Royalty-free stock photo ID: 641963182 By 4kclips Department of Energy in Washington - WASHINGTON DC / COLUMBIA - APRIL 7, 2017

The Department of Energy's cybersecurity agency is set to begin the process of prequalifying vendors of bulk power equipment for the U.S. electric grid.

The agency's Office of Cybersecurity, Energy Security, and Emergency Response (CESER) is about to kick off an effort to help prequalify the future acquisition of industrial control system equipment that runs energy critical infrastructure, including bulk power grids, according to Nicholas Andersen, deputy assistant secretary for Infrastructure Security and Energy Restoration.

On May 1, President Donald Trump issued an executive order that would prohibit buying or installing bulk-power system electric equipment that comes from certain "foreign adversary" countries deemed a risk.
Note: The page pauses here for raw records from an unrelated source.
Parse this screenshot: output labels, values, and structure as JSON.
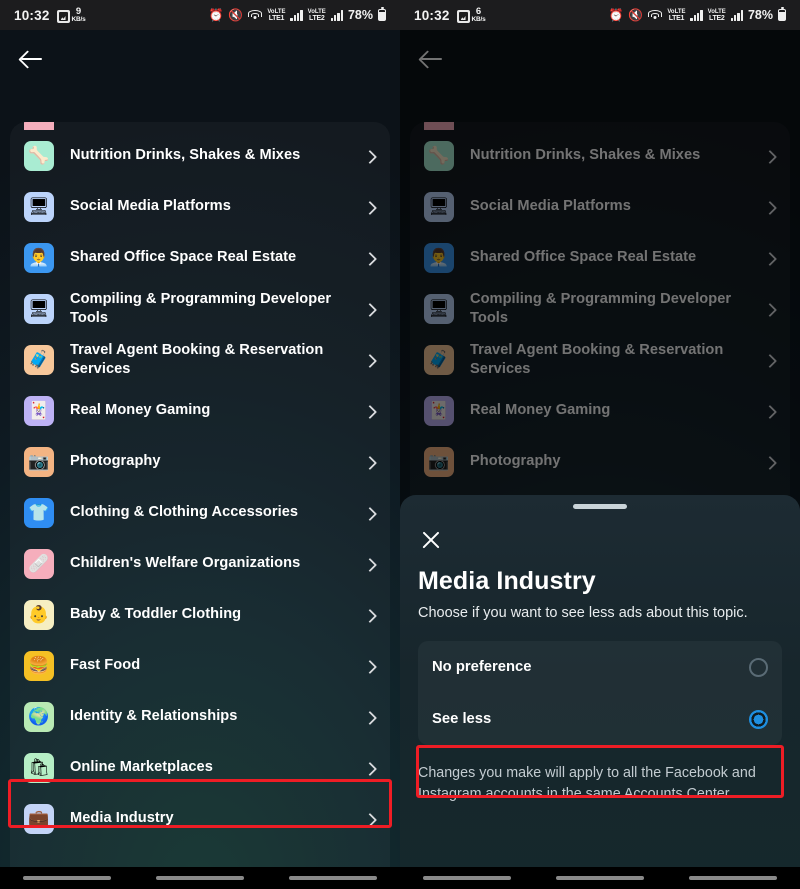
{
  "status_bar": {
    "time": "10:32",
    "left_icons": [
      "image-icon"
    ],
    "net_speed_left": {
      "value": "9",
      "unit": "KB/s"
    },
    "net_speed_right": {
      "value": "6",
      "unit": "KB/s"
    },
    "alarm_icon": "alarm-icon",
    "mute_icon": "volume-mute-icon",
    "wifi_icon": "wifi-icon",
    "sim1_label_top": "VoLTE",
    "sim1_label": "LTE1",
    "sim2_label_top": "VoLTE",
    "sim2_label": "LTE2",
    "battery_percent": "78%"
  },
  "app": {
    "back_label": "Back",
    "list_items": [
      {
        "label": "Nutrition Drinks, Shakes & Mixes",
        "icon": "nutrition-drink-icon",
        "glyph": "🦴",
        "tile": "tile-mint"
      },
      {
        "label": "Social Media Platforms",
        "icon": "social-media-icon",
        "glyph": "🖥",
        "tile": "tile-lav"
      },
      {
        "label": "Shared Office Space Real Estate",
        "icon": "shared-office-icon",
        "glyph": "👨‍💼",
        "tile": "tile-blue"
      },
      {
        "label": "Compiling & Programming Developer Tools",
        "icon": "developer-tools-icon",
        "glyph": "🖥",
        "tile": "tile-lav"
      },
      {
        "label": "Travel Agent Booking & Reservation Services",
        "icon": "travel-booking-icon",
        "glyph": "🧳",
        "tile": "tile-peach"
      },
      {
        "label": "Real Money Gaming",
        "icon": "real-money-gaming-icon",
        "glyph": "🃏",
        "tile": "tile-violet"
      },
      {
        "label": "Photography",
        "icon": "photography-icon",
        "glyph": "📷",
        "tile": "tile-orange"
      },
      {
        "label": "Clothing & Clothing Accessories",
        "icon": "clothing-icon",
        "glyph": "👕",
        "tile": "tile-dodger"
      },
      {
        "label": "Children's Welfare Organizations",
        "icon": "childrens-welfare-icon",
        "glyph": "🩹",
        "tile": "tile-pink"
      },
      {
        "label": "Baby & Toddler Clothing",
        "icon": "baby-clothing-icon",
        "glyph": "👶",
        "tile": "tile-cream"
      },
      {
        "label": "Fast Food",
        "icon": "fast-food-icon",
        "glyph": "🍔",
        "tile": "tile-gold"
      },
      {
        "label": "Identity & Relationships",
        "icon": "identity-relationships-icon",
        "glyph": "🌍",
        "tile": "tile-green"
      },
      {
        "label": "Online Marketplaces",
        "icon": "online-marketplaces-icon",
        "glyph": "🛍",
        "tile": "tile-mintlt"
      },
      {
        "label": "Media Industry",
        "icon": "media-industry-icon",
        "glyph": "💼",
        "tile": "tile-periw"
      }
    ]
  },
  "sheet": {
    "close_label": "Close",
    "title": "Media Industry",
    "subtitle": "Choose if you want to see less ads about this topic.",
    "options": [
      {
        "label": "No preference",
        "selected": false
      },
      {
        "label": "See less",
        "selected": true
      }
    ],
    "footer": "Changes you make will apply to all the Facebook and Instagram accounts in the same Accounts Center."
  },
  "annotations": {
    "highlight_color": "#ee1d25",
    "accent_color": "#1e8fe0"
  }
}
The order said "unrestricted foreign supply of bulk-power system electric equipment constitutes an unusual and extraordinary threat to the national security, foreign policy, and economy of the United States."

The order doesn't specifically name the countries, but it said electric equipment from those sources could pose significant risks, including cyberattacks. China, Russia and North Korea have typically been associated with the term. In particular, the administration has moved to block U.S. domestic use of Chinese-made equipment in the U.S. telecommunications critical infrastructure.

There is also longstanding concern that industrial control systems can provide an entry point to critical infrastructure systems for threat actors, nation-state and otherwise.

The order puts a process in place to pre-qualify manufacturers of bulk power gear for future use in U.S. energy critical infrastructure. The Energy Department, consulting with other agencies "as appropriate" was charged with setting up and publishing criteria and lists of acceptable equipment and vendors

"A lot of that prequalification and testing work that you see in the Executive Order is going to be focused within our office, within CESER," to provide it to others to support the overall energy infrastructure cybersecurity effort, Andersen said during a June 24 webcast hosted by Venable, LLP.

"There will be a request for information that the Department of Energy is going to be putting out in short order, as well as a Notice of Proposed Rulemaking that will provide a formal opportunity for stakeholder engagement," Andersen said.

The processes won't begin until after the rulemaking process is completed, which includes consultation with Department of Homeland Security, the Commerce Department, the Defense Department and the Office of Management and Budget, as well as industry coordinating councils.

Andersen said he expects the RFI to be issued soon by the agency, with the rulemaking change, which will incorporate input from the RFI, coming in late fall.

The order has caused a lot of anxiety in the bulk power sector. Power providers, he said, "are afraid of 'rip and replace'" in regards to their current equipment. "There is no 'rip and replace,' authority within the executive order," he said. "It's not anticipated to be part of the plan. It's really future-facing, not necessarily focused exclusively what's in place now."